Floating Farm Dairy produces, processes and distributes dairy products in the city, close to its consumers. It brings producer and consumer closer together, adds to shorter supply chains and awareness of city residents. Urban waste flows are upgraded from residual product to valuable ingredients cow feed. Brewers grains, potato scraps and grass clippings from the Feyenoord football stadium are all part of the menu. This adds to urban recycling and constitutes a fairly efficient form of food production. The Floating Farm Dairy is the first step to subsequently planned ‘Foodstrip’ in which a wider range of food production will be represented.
The design is, in essence, an agricultural building based on nautical principles.
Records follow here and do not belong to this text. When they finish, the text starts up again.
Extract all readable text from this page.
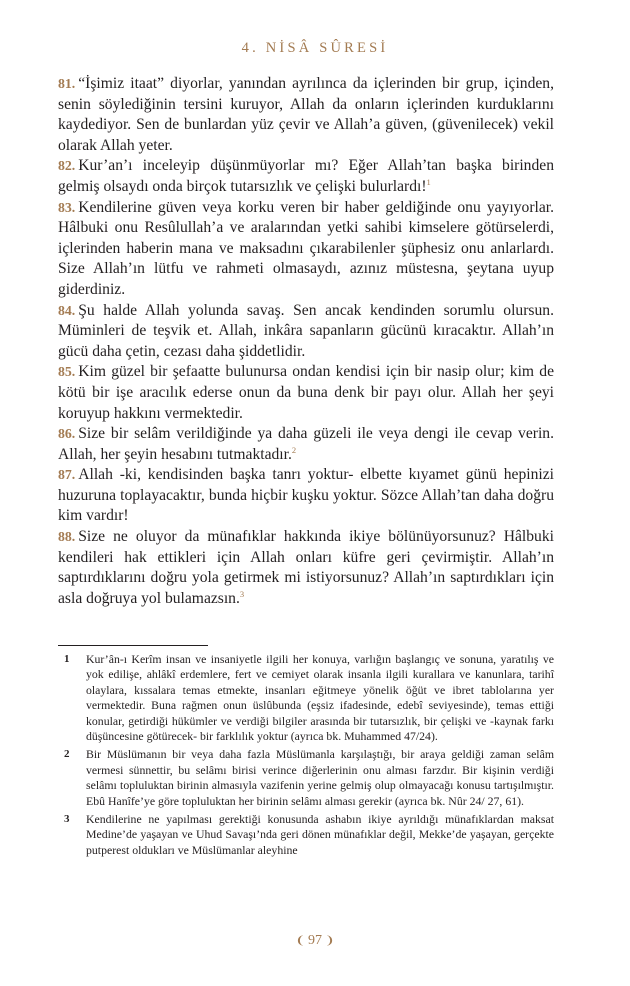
4. NİSÂ SÛRESİ

81. “İşimiz itaat” diyorlar, yanından ayrılınca da içlerinden bir grup, içinden, senin söylediğinin tersini kuruyor, Allah da onların içlerinden kurduklarını kaydediyor. Sen de bunlardan yüz çevir ve Allah’a güven, (güvenilecek) vekil olarak Allah yeter.

82. Kur’an’ı inceleyip düşünmüyorlar mı? Eğer Allah’tan başka birinden gelmiş olsaydı onda birçok tutarsızlık ve çelişki bulurlardı!$^1$

83. Kendilerine güven veya korku veren bir haber geldiğinde onu yayıyorlar. Hâlbuki onu Resûlullah’a ve aralarından yetki sahibi kimselere götürselerdi, içlerinden haberin mana ve maksadını çıkarabilenler şüphesiz onu anlarlardı. Size Allah’ın lütfu ve rahmeti olmasaydı, azınız müstesna, şeytana uyup giderdiniz.

84. Şu halde Allah yolunda savaş. Sen ancak kendinden sorumlu olursun. Müminleri de teşvik et. Allah, inkâra sapanların gücünü kıracaktır. Allah’ın gücü daha çetin, cezası daha şiddetlidir.

85. Kim güzel bir şefaatte bulunursa ondan kendisi için bir nasip olur; kim de kötü bir işe aracılık ederse onun da buna denk bir payı olur. Allah her şeyi koruyup hakkını vermektedir.

86. Size bir selâm verildiğinde ya daha güzeli ile veya dengi ile cevap verin. Allah, her şeyin hesabını tutmaktadır.$^2$

87. Allah -ki, kendisinden başka tanrı yoktur- elbette kıyamet günü hepinizi huzuruna toplayacaktır, bunda hiçbir kuşku yoktur. Sözce Allah’tan daha doğru kim vardır!

88. Size ne oluyor da münafıklar hakkında ikiye bölünüyorsunuz? Hâlbuki kendileri hak ettikleri için Allah onları küfre geri çevirmiştir. Allah’ın saptırdıklarını doğru yola getirmek mi istiyorsunuz? Allah’ın saptırdıkları için asla doğruya yol bulamazsın.$^3$

1 Kur’ân-ı Kerîm insan ve insaniyetle ilgili her konuya, varlığın başlangıç ve sonuna, yaratılış ve yok edilişe, ahlâkî erdemlere, fert ve cemiyet olarak insanla ilgili kurallara ve kanunlara, tarihî olaylara, kıssalara temas etmekte, insanları eğitmeye yönelik öğüt ve ibret tablolarına yer vermektedir. Buna rağmen onun üslûbunda (eşsiz ifadesinde, edebî seviyesinde), temas ettiği konular, getirdiği hükümler ve verdiği bilgiler arasında bir tutarsızlık, bir çelişki ve -kaynak farkı düşüncesine götürecek- bir farklılık yoktur (ayrıca bk. Muhammed 47/24).
2 Bir Müslümanın bir veya daha fazla Müslümanla karşılaştığı, bir araya geldiği zaman selâm vermesi sünnettir, bu selâmı birisi verince diğerlerinin onu alması farzdır. Bir kişinin verdiği selâmı topluluktan birinin almasıyla vazifenin yerine gelmiş olup olmayacağı konusu tartışılmıştır. Ebû Hanîfe’ye göre topluluktan her birinin selâmı alması gerekir (ayrıca bk. Nûr 24/ 27, 61).
3 Kendilerine ne yapılması gerektiği konusunda ashabın ikiye ayrıldığı münafıklardan maksat Medine’de yaşayan ve Uhud Savaşı’nda geri dönen münafıklar değil, Mekke’de yaşayan, gerçekte putperest oldukları ve Müslümanlar aleyhine
❨ 97 ❩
Organization, structural principles and use of materials are used to enhance the buoyancy and stability. The result is a stacked organization that places all heavy structural- and technical components in the submerged part of the building. All significant and transparent functions are situated on in a lightweight structure on top. The result is a 3-layered façade ranging from concrete to translucent polycarbonate to entirely open.
The Floating Farm Dairy is a compact and logically stacked structure that merges technical installations, storage, processing and production in a singular entity. Three connected concrete pontoons house the production of fruits (ingredients for yogurt), rain- and wastewater recycling and additional installations. On the upper factory floor combines milk and yogurt processing, feeding system, manure handling and retail. The covered cow garden will house 40 cows that will be supported by a manure cleaning robot and a milking robot along with various elements regarding animal welfare like the centrally placed ‘green columns’ that ensure cooling. The cantilevering floors and roof address the multi-level agricultural hub, and articulate its architecture.
The two galleries around the cow garden - vertically connected via two steel bridges - string together various evocative spaces to make an educational route. Along this route visitors gain insight on all activities in the Farm without disturbing the business process. Feeding fences around the cow garden and glass walls around the dairy processing facilitate the sensory experience of visitors and underline the transparent character of the company. Feeding-, dairy-, and manure processing are all organized to a compact and efficient logistic system that make this unique multi-level program possible.
Through the process of scale enlargement, and the automation of activities, the harbour of Rotterdam shifts to the west of the city, and the border between harbour and city shifts accordingly. Consequently, the decline of traditional trade activities make room for residential- and other urban developments. The harbour economy with its corresponding trading dynamics is disappearing from the basins; the original contrast between the relatively calm residential landscape and the lively center point for trade is revolving 180 degrees. The basins of the Merwehaven threaten to become open and empty spaces in a densifying urban landscape of the Merwe-Vierhaven (M4H) area. With the Floating Farm Dairy these beautiful, but slowly orphaned spaces, find meaning in a rapidly changing environment through the introduction of urban farming.